The Top Myeloma Research Of 2009

The year 2009 brought a lot of new and exciting advancements in the field of multiple myeloma. Over the course of 2009, The Myeloma Beacon covered more than 100 important myeloma-related studies.
To highlight the most important of these studies, the Myeloma Beacon surveyed leading physicians and researchers in the field. These physicians and researchers were asked to name the three peer reviewed journal articles published in 2009 and the three conference abstracts from 2009 that have the most important findings or implications relating to multiple myeloma.
The top three journal articles and conference abstracts that they chose are presented below.
Journal Articles
1: Pomalidomide Shows Remarkable Activity In Myeloma
According to the physicians surveyed, the most important study published in 2009 evaluated a combination of pomalidomide (Actimid, CC-4047) and low-dose dexamethasone (Decadron) in relapsed and refractory myeloma patients. In the study, 63 percent of patients, many of whom had been resistant to thalidomide (Thalomid), Revlimid (lenalidomide), and Velcade (bortezomib), responded favorably to the treatment.

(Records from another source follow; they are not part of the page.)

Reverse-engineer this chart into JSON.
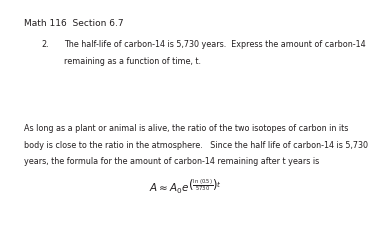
{
  "title": "Math 116  Section 6.7",
  "prob_num": "2.",
  "prob_line1": "The half-life of carbon-14 is 5,730 years.  Express the amount of carbon-14",
  "prob_line2": "remaining as a function of time, t.",
  "body_line1": "As long as a plant or animal is alive, the ratio of the two isotopes of carbon in its",
  "body_line2": "body is close to the ratio in the atmosphere.   Since the half life of carbon-14 is 5,730",
  "body_line3": "years, the formula for the amount of carbon-14 remaining after t years is",
  "background_color": "#ffffff",
  "text_color": "#231f20",
  "title_fontsize": 6.5,
  "body_fontsize": 5.8,
  "formula_fontsize": 7.5
}
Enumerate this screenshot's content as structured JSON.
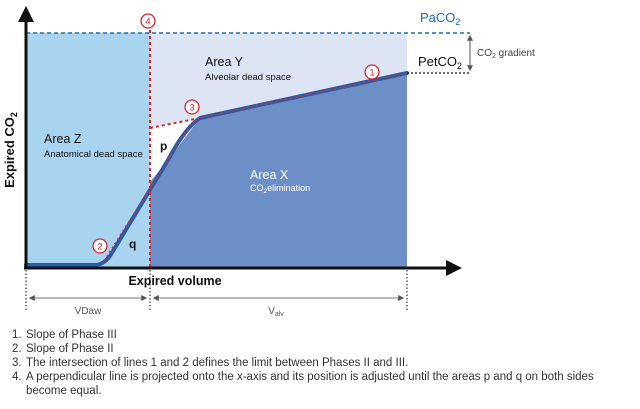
{
  "diagram": {
    "labels": {
      "y_axis": "Expired CO",
      "y_axis_sub": "2",
      "x_axis": "Expired volume",
      "paco2": "PaCO",
      "paco2_sub": "2",
      "petco2": "PetCO",
      "petco2_sub": "2",
      "gradient": "CO",
      "gradient_sub": "2",
      "gradient_rest": " gradient",
      "vdaw": "VDaw",
      "valv": "V",
      "valv_sub": "alv"
    },
    "areas": {
      "z": {
        "title": "Area Z",
        "subtitle": "Anatomical dead space"
      },
      "y": {
        "title": "Area Y",
        "subtitle": "Alveolar dead space"
      },
      "x": {
        "title": "Area X",
        "subtitle_pre": "CO",
        "subtitle_sub": "2",
        "subtitle_post": "elimination"
      },
      "p": "p",
      "q": "q"
    },
    "markers": [
      "1",
      "2",
      "3",
      "4"
    ],
    "colors": {
      "area_z": "#a9d4f0",
      "area_y": "#dde4f3",
      "area_x": "#6d8fc8",
      "curve": "#2a5da8",
      "dotted_red": "#d9262c",
      "paco2": "#1a6fb5",
      "axis": "#111111"
    }
  },
  "notes": [
    {
      "num": "1.",
      "text": "Slope of Phase III"
    },
    {
      "num": "2.",
      "text": "Slope of Phase II"
    },
    {
      "num": "3.",
      "text": "The intersection of lines 1 and 2 defines the limit between Phases II and III."
    },
    {
      "num": "4.",
      "text": "A perpendicular line is projected onto the x-axis and its position is adjusted until the areas p and q on both sides become equal."
    }
  ]
}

The study confirmed earlier results indicating that pomalidomide is the most potent drug of its kind, a class of molecules, known as immunomodulatory agents, that includes thalidomide and Revlimid.

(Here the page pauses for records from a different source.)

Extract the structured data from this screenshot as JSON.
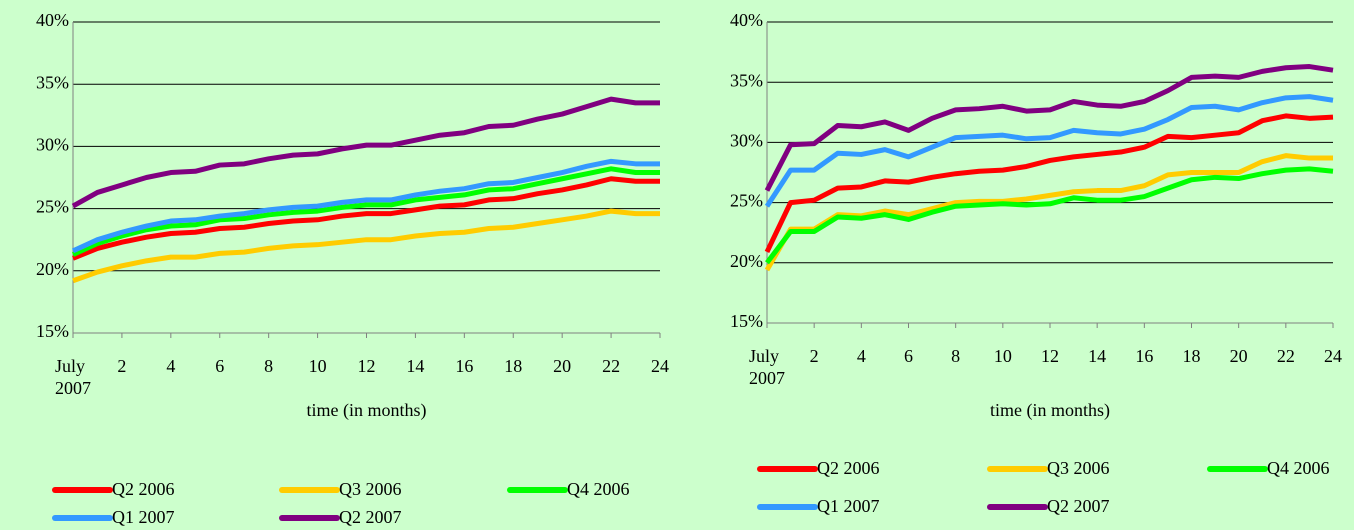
{
  "chart_data": [
    {
      "type": "line",
      "x_label": "time (in months)",
      "x": [
        0,
        1,
        2,
        3,
        4,
        5,
        6,
        7,
        8,
        9,
        10,
        11,
        12,
        13,
        14,
        15,
        16,
        17,
        18,
        19,
        20,
        21,
        22,
        23,
        24
      ],
      "xlim": [
        0,
        24
      ],
      "xticks": [
        {
          "value": 0,
          "label": "July 2007"
        },
        2,
        4,
        6,
        8,
        10,
        12,
        14,
        16,
        18,
        20,
        22,
        24
      ],
      "ylim": [
        15,
        40
      ],
      "yticks": [
        {
          "value": 15,
          "label": "15%"
        },
        {
          "value": 20,
          "label": "20%"
        },
        {
          "value": 25,
          "label": "25%"
        },
        {
          "value": 30,
          "label": "30%"
        },
        {
          "value": 35,
          "label": "35%"
        },
        {
          "value": 40,
          "label": "40%"
        }
      ],
      "grid": true,
      "series": [
        {
          "name": "Q2 2006",
          "color": "#ff0000",
          "values": [
            21.0,
            21.8,
            22.3,
            22.7,
            23.0,
            23.1,
            23.4,
            23.5,
            23.8,
            24.0,
            24.1,
            24.4,
            24.6,
            24.6,
            24.9,
            25.2,
            25.3,
            25.7,
            25.8,
            26.2,
            26.5,
            26.9,
            27.4,
            27.2,
            27.2
          ]
        },
        {
          "name": "Q3 2006",
          "color": "#ffcc00",
          "values": [
            19.2,
            19.9,
            20.4,
            20.8,
            21.1,
            21.1,
            21.4,
            21.5,
            21.8,
            22.0,
            22.1,
            22.3,
            22.5,
            22.5,
            22.8,
            23.0,
            23.1,
            23.4,
            23.5,
            23.8,
            24.1,
            24.4,
            24.8,
            24.6,
            24.6
          ]
        },
        {
          "name": "Q4 2006",
          "color": "#00ff00",
          "values": [
            21.3,
            22.2,
            22.8,
            23.3,
            23.6,
            23.7,
            24.1,
            24.2,
            24.5,
            24.7,
            24.8,
            25.1,
            25.3,
            25.3,
            25.7,
            25.9,
            26.1,
            26.5,
            26.6,
            27.0,
            27.4,
            27.8,
            28.2,
            27.9,
            27.9
          ]
        },
        {
          "name": "Q1 2007",
          "color": "#3399ff",
          "values": [
            21.6,
            22.5,
            23.1,
            23.6,
            24.0,
            24.1,
            24.4,
            24.6,
            24.9,
            25.1,
            25.2,
            25.5,
            25.7,
            25.7,
            26.1,
            26.4,
            26.6,
            27.0,
            27.1,
            27.5,
            27.9,
            28.4,
            28.8,
            28.6,
            28.6
          ]
        },
        {
          "name": "Q2 2007",
          "color": "#800080",
          "values": [
            25.2,
            26.3,
            26.9,
            27.5,
            27.9,
            28.0,
            28.5,
            28.6,
            29.0,
            29.3,
            29.4,
            29.8,
            30.1,
            30.1,
            30.5,
            30.9,
            31.1,
            31.6,
            31.7,
            32.2,
            32.6,
            33.2,
            33.8,
            33.5,
            33.5
          ]
        }
      ]
    },
    {
      "type": "line",
      "x_label": "time (in months)",
      "x": [
        0,
        1,
        2,
        3,
        4,
        5,
        6,
        7,
        8,
        9,
        10,
        11,
        12,
        13,
        14,
        15,
        16,
        17,
        18,
        19,
        20,
        21,
        22,
        23,
        24
      ],
      "xlim": [
        0,
        24
      ],
      "xticks": [
        {
          "value": 0,
          "label": "July 2007"
        },
        2,
        4,
        6,
        8,
        10,
        12,
        14,
        16,
        18,
        20,
        22,
        24
      ],
      "ylim": [
        15,
        40
      ],
      "yticks": [
        {
          "value": 15,
          "label": "15%"
        },
        {
          "value": 20,
          "label": "20%"
        },
        {
          "value": 25,
          "label": "25%"
        },
        {
          "value": 30,
          "label": "30%"
        },
        {
          "value": 35,
          "label": "35%"
        },
        {
          "value": 40,
          "label": "40%"
        }
      ],
      "grid": true,
      "series": [
        {
          "name": "Q2 2006",
          "color": "#ff0000",
          "values": [
            20.9,
            25.0,
            25.2,
            26.2,
            26.3,
            26.8,
            26.7,
            27.1,
            27.4,
            27.6,
            27.7,
            28.0,
            28.5,
            28.8,
            29.0,
            29.2,
            29.6,
            30.5,
            30.4,
            30.6,
            30.8,
            31.8,
            32.2,
            32.0,
            32.1
          ]
        },
        {
          "name": "Q3 2006",
          "color": "#ffcc00",
          "values": [
            19.4,
            22.8,
            22.8,
            24.0,
            23.9,
            24.3,
            24.0,
            24.5,
            25.0,
            25.1,
            25.1,
            25.3,
            25.6,
            25.9,
            26.0,
            26.0,
            26.4,
            27.3,
            27.5,
            27.5,
            27.5,
            28.4,
            28.9,
            28.7,
            28.7
          ]
        },
        {
          "name": "Q4 2006",
          "color": "#00ff00",
          "values": [
            20.0,
            22.6,
            22.6,
            23.8,
            23.7,
            24.0,
            23.6,
            24.2,
            24.7,
            24.8,
            24.9,
            24.8,
            24.9,
            25.4,
            25.2,
            25.2,
            25.5,
            26.2,
            26.9,
            27.1,
            27.0,
            27.4,
            27.7,
            27.8,
            27.6
          ]
        },
        {
          "name": "Q1 2007",
          "color": "#3399ff",
          "values": [
            24.7,
            27.7,
            27.7,
            29.1,
            29.0,
            29.4,
            28.8,
            29.6,
            30.4,
            30.5,
            30.6,
            30.3,
            30.4,
            31.0,
            30.8,
            30.7,
            31.1,
            31.9,
            32.9,
            33.0,
            32.7,
            33.3,
            33.7,
            33.8,
            33.5
          ]
        },
        {
          "name": "Q2 2007",
          "color": "#800080",
          "values": [
            26.0,
            29.8,
            29.9,
            31.4,
            31.3,
            31.7,
            31.0,
            32.0,
            32.7,
            32.8,
            33.0,
            32.6,
            32.7,
            33.4,
            33.1,
            33.0,
            33.4,
            34.3,
            35.4,
            35.5,
            35.4,
            35.9,
            36.2,
            36.3,
            36.0
          ]
        }
      ]
    }
  ]
}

For more information, please see the Journal of Clinical Oncology (abstract) and the related Beacon news article.
2: MGUS Always Precedes Multiple Myeloma
In second place, a prospective study analyzed the blood samples taken from myeloma patients before their diagnosis. Researchers learned that in nearly every case, the patients had monoclonal gammopathy of undetermined significance (MGUS), a blood disorder present in three percent of Americans over the age of 50.

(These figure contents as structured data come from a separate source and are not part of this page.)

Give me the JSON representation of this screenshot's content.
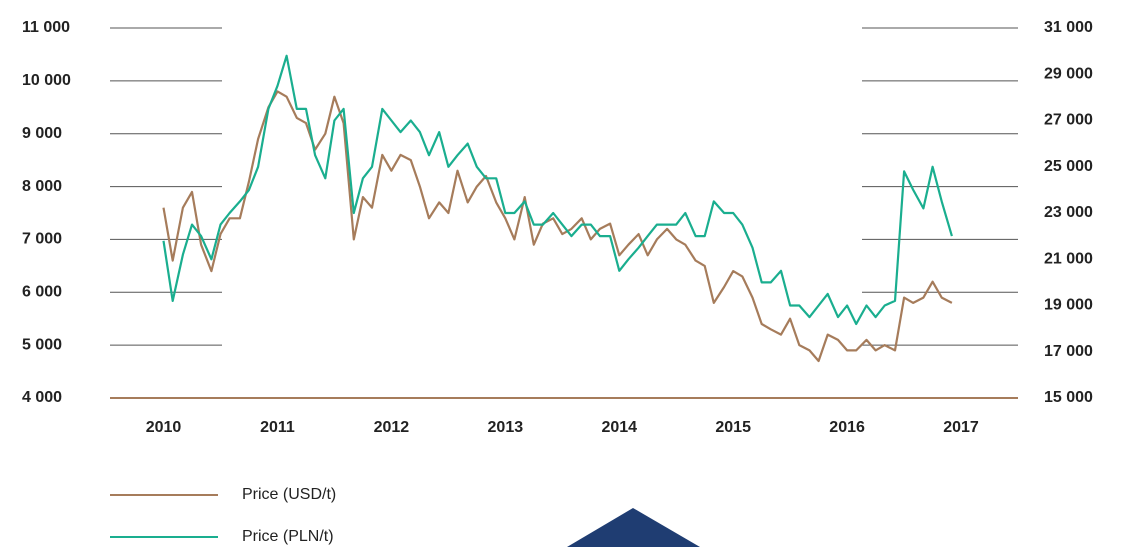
{
  "chart_data": {
    "type": "line",
    "x": [
      2010,
      2010.08,
      2010.17,
      2010.25,
      2010.33,
      2010.42,
      2010.5,
      2010.58,
      2010.67,
      2010.75,
      2010.83,
      2010.92,
      2011,
      2011.08,
      2011.17,
      2011.25,
      2011.33,
      2011.42,
      2011.5,
      2011.58,
      2011.67,
      2011.75,
      2011.83,
      2011.92,
      2012,
      2012.08,
      2012.17,
      2012.25,
      2012.33,
      2012.42,
      2012.5,
      2012.58,
      2012.67,
      2012.75,
      2012.83,
      2012.92,
      2013,
      2013.08,
      2013.17,
      2013.25,
      2013.33,
      2013.42,
      2013.5,
      2013.58,
      2013.67,
      2013.75,
      2013.83,
      2013.92,
      2014,
      2014.08,
      2014.17,
      2014.25,
      2014.33,
      2014.42,
      2014.5,
      2014.58,
      2014.67,
      2014.75,
      2014.83,
      2014.92,
      2015,
      2015.08,
      2015.17,
      2015.25,
      2015.33,
      2015.42,
      2015.5,
      2015.58,
      2015.67,
      2015.75,
      2015.83,
      2015.92,
      2016,
      2016.08,
      2016.17,
      2016.25,
      2016.33,
      2016.42,
      2016.5,
      2016.58,
      2016.67,
      2016.75,
      2016.83,
      2016.92
    ],
    "xlim": [
      2009.53,
      2017.5
    ],
    "xticks": [
      2010,
      2011,
      2012,
      2013,
      2014,
      2015,
      2016,
      2017
    ],
    "ylim": [
      4000,
      11000
    ],
    "yticks": [
      {
        "value": 4000,
        "label": "4 000"
      },
      {
        "value": 5000,
        "label": "5 000"
      },
      {
        "value": 6000,
        "label": "6 000"
      },
      {
        "value": 7000,
        "label": "7 000"
      },
      {
        "value": 8000,
        "label": "8 000"
      },
      {
        "value": 9000,
        "label": "9 000"
      },
      {
        "value": 10000,
        "label": "10 000"
      },
      {
        "value": 11000,
        "label": "11 000"
      }
    ],
    "y2lim": [
      15000,
      31000
    ],
    "y2ticks": [
      {
        "value": 15000,
        "label": "15 000"
      },
      {
        "value": 17000,
        "label": "17 000"
      },
      {
        "value": 19000,
        "label": "19 000"
      },
      {
        "value": 21000,
        "label": "21 000"
      },
      {
        "value": 23000,
        "label": "23 000"
      },
      {
        "value": 25000,
        "label": "25 000"
      },
      {
        "value": 27000,
        "label": "27 000"
      },
      {
        "value": 29000,
        "label": "29 000"
      },
      {
        "value": 31000,
        "label": "31 000"
      }
    ],
    "grid": true,
    "series": [
      {
        "name": "Price (USD/t)",
        "color": "#a67c5b",
        "values": [
          7600,
          6600,
          7600,
          7900,
          6900,
          6400,
          7100,
          7400,
          7400,
          8100,
          8900,
          9500,
          9800,
          9700,
          9300,
          9200,
          8700,
          9000,
          9700,
          9200,
          7000,
          7800,
          7600,
          8600,
          8300,
          8600,
          8500,
          8000,
          7400,
          7700,
          7500,
          8300,
          7700,
          8000,
          8200,
          7700,
          7400,
          7000,
          7800,
          6900,
          7300,
          7400,
          7100,
          7200,
          7400,
          7000,
          7200,
          7300,
          6700,
          6900,
          7100,
          6700,
          7000,
          7200,
          7000,
          6900,
          6600,
          6500,
          5800,
          6100,
          6400,
          6300,
          5900,
          5400,
          5300,
          5200,
          5500,
          5000,
          4900,
          4700,
          5200,
          5100,
          4900,
          4900,
          5100,
          4900,
          5000,
          4900,
          5900,
          5800,
          5900,
          6200,
          5900,
          5800
        ]
      },
      {
        "name": "Price (PLN/t)",
        "color": "#1aae8f",
        "axis": "y2",
        "values": [
          21800,
          19200,
          21200,
          22500,
          22000,
          21000,
          22500,
          23000,
          23500,
          24000,
          25000,
          27500,
          28500,
          29800,
          27500,
          27500,
          25500,
          24500,
          27000,
          27500,
          23000,
          24500,
          25000,
          27500,
          27000,
          26500,
          27000,
          26500,
          25500,
          26500,
          25000,
          25500,
          26000,
          25000,
          24500,
          24500,
          23000,
          23000,
          23500,
          22500,
          22500,
          23000,
          22500,
          22000,
          22500,
          22500,
          22000,
          22000,
          20500,
          21000,
          21500,
          22000,
          22500,
          22500,
          22500,
          23000,
          22000,
          22000,
          23500,
          23000,
          23000,
          22500,
          21500,
          20000,
          20000,
          20500,
          19000,
          19000,
          18500,
          19000,
          19500,
          18500,
          19000,
          18200,
          19000,
          18500,
          19000,
          19200,
          24800,
          24000,
          23200,
          25000,
          23500,
          22000
        ]
      }
    ]
  }
}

According to Dr. S. Vincent Rajkumar, a professor of medicine at the Rochester, Minnesota, Mayo Clinic and an author on the paper, the study’s findings settle a long-standing debate on whether MGUS is a consistent predecessor to myeloma. Researchers can now focus on identifying factors that increase the risk of MGUS progression.
“By studying mechanisms that are associated with progression, we will [ultimately] be able to develop earlier therapies that can be used to delay or prevent myeloma from happening,” wrote Dr. Ola Landgren, an investigator at the National Cancer Institute and lead author of the study, in an email to the Beacon.
For more information, see the journal Blood (abstract) and the related Beacon news article.
3: Maintenance Therapy After Transplantation Prolongs Life Expectancy
In a tie for third place is a study evaluating the post-transplantation benefits of either prednisone or a combination of prednisone and thalidomide, for patients treated with thalidomide and an autologous stem cell transplant. Patients in the combination therapy group experienced a longer remission duration and overall survival.
For more information, see the Journal of Clinical Oncology (abstract) and the related Beacon news article.
3: Very Good Partial Response Is A Good Indicator of Long-Term Outcome
The other third place study examined how patient response to treatment was associated with event-free and overall survival. Researchers followed up with patients who had undergone an autologous stem cell transplant for a median of 67 months. They discovered that patients who achieved very good partial response or better had significantly longer event-free and overall survival.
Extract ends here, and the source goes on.